- To run absolutely everyting, you will need to:
- Install requirements.
- Install Elasticsearch
- Install Cassandra
- Install harvesters
- Install rabbitmq (optional)
- To only run harvesters locally, you do not have to install rabbitmq
- Create and enter virtual environment for scrapi, and go to the top level project directory. From there, run
$ pip install -r requirements.txt
and the python requirements for the project will download and install.
note: JDK 7 must be installed for Cassandra and Elasticsearch to run
$ brew install cassandra
$ brew install elasticsearch
-
Check which version of Java is installed by running the following command:
$ java -version
Use the latest version of Oracle Java 7 on all nodes.
-
Add the DataStax Community repository to the /etc/apt/sources.list.d/cassandra.sources.list
$ echo "deb http://debian.datastax.com/community stable main" | sudo tee -a /etc/apt/sources.list.d/cassandra.sources.list
-
Add the DataStax repository key to your aptitude trusted keys.
$ curl -L http://debian.datastax.com/debian/repo_key | sudo apt-key add -
-
Install the package.
$ sudo apt-get update $ sudo apt-get install dsc20=2.0.11-1 cassandra=2.0.11
-
Download and install the Public Signing Key.

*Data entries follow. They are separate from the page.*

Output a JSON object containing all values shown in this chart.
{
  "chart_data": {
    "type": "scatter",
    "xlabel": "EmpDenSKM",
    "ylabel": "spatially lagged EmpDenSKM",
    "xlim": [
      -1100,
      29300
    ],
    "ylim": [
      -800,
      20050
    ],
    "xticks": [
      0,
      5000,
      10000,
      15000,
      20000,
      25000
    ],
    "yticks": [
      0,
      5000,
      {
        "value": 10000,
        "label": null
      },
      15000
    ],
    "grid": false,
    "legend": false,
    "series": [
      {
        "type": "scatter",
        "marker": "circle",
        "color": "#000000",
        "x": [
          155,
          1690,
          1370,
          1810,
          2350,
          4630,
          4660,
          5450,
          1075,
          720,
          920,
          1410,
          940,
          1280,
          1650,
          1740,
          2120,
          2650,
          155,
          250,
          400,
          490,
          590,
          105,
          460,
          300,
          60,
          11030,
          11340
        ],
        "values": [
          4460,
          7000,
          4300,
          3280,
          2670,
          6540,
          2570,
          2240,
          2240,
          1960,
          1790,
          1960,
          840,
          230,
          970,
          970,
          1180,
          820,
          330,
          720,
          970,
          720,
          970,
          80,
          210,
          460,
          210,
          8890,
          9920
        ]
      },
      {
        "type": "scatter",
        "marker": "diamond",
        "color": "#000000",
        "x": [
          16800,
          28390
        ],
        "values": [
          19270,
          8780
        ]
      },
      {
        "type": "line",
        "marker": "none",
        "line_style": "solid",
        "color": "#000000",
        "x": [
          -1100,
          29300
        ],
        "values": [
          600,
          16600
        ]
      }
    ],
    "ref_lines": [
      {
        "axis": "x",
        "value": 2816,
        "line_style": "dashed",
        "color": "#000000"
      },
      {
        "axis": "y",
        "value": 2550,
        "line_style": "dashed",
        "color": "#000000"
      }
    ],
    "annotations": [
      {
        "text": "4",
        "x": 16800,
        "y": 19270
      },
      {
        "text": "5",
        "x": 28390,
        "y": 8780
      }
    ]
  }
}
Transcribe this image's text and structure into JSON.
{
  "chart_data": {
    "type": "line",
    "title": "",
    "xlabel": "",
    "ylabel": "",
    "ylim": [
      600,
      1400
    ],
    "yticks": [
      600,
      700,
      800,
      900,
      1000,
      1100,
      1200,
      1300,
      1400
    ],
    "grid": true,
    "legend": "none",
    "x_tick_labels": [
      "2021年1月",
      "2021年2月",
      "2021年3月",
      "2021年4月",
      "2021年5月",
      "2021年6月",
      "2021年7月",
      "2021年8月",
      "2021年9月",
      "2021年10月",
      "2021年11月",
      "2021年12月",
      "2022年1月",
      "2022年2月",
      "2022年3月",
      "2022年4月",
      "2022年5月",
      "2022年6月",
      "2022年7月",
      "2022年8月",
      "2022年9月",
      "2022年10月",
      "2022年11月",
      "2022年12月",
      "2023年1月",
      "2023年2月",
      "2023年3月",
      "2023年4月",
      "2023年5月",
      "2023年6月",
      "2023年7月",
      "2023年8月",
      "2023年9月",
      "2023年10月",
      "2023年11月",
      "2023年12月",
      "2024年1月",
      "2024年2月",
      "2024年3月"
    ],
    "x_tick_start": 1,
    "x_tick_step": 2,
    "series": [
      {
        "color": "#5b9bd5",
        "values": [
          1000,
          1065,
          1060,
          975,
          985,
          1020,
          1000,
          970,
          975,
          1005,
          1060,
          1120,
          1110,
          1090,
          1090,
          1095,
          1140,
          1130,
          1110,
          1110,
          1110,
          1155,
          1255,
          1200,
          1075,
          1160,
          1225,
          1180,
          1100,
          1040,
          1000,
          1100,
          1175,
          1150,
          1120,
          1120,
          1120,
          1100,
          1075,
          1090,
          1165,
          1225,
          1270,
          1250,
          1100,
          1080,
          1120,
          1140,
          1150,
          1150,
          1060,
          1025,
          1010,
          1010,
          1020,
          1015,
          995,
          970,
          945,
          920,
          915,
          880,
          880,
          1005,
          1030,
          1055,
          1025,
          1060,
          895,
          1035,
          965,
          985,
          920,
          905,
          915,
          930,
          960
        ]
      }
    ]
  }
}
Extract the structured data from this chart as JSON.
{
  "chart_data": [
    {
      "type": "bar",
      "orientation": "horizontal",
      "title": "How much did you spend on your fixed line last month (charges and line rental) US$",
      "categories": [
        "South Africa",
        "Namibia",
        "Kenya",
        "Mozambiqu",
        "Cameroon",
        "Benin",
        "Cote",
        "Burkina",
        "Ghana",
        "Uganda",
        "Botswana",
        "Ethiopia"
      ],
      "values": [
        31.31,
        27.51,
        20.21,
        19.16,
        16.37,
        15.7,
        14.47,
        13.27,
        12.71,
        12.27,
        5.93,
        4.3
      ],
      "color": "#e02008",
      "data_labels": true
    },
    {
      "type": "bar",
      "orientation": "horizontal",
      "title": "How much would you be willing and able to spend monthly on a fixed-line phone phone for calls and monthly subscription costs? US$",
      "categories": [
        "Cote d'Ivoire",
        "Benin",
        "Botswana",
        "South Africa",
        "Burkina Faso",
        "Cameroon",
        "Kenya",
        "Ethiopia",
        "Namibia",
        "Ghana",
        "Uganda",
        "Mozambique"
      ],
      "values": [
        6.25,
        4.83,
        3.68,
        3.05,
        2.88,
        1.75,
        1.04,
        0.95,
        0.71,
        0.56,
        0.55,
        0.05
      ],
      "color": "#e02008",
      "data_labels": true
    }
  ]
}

$ wget -qO - https://packages.elasticsearch.org/GPG-KEY-elasticsearch | sudo apt-key add -
-
Add the ElasticSearch repository to yout /etc/apt/sources.list.
$ sudo add-apt-repository "deb http://packages.elasticsearch.org/elasticsearch/1.4/debian stable main"
-
Install the package
$ sudo apt-get update $ sudo apt-get install elasticsearch
Now, just run
$ cassandra
$ elasticsearch
Or, if you'd like your cassandra session to be bound to your current session, run:
$ cassandra -f
and you should be good to go.
(Note, if you're developing locally, you do not have to run Rabbitmq!)
$ brew install rabbitmq
$ sudo apt-get install rabbitmq-server
You will need to have a local copy of the settings
cp scrapi/settings/local-dist.py scrapi/settings/local.py
(Note: only needed if NOT running locally!)
- from the top-level project directory run:
$ invoke beat
to start the scheduler, and
$ invoke worker
to start the worker.
Run all harvesters with
$ invoke harvesters
or, just one with
$ invoke harvester harvester-name
Invove a harvester a certain number of days back with the --days
argument. For example, to run a harvester 5 days in the past, run:
$ invoke harvester harvester-name --days=5
- To run the tests for the project, just type
$ invoke test
and all of the tests in the 'tests/' directory will be run.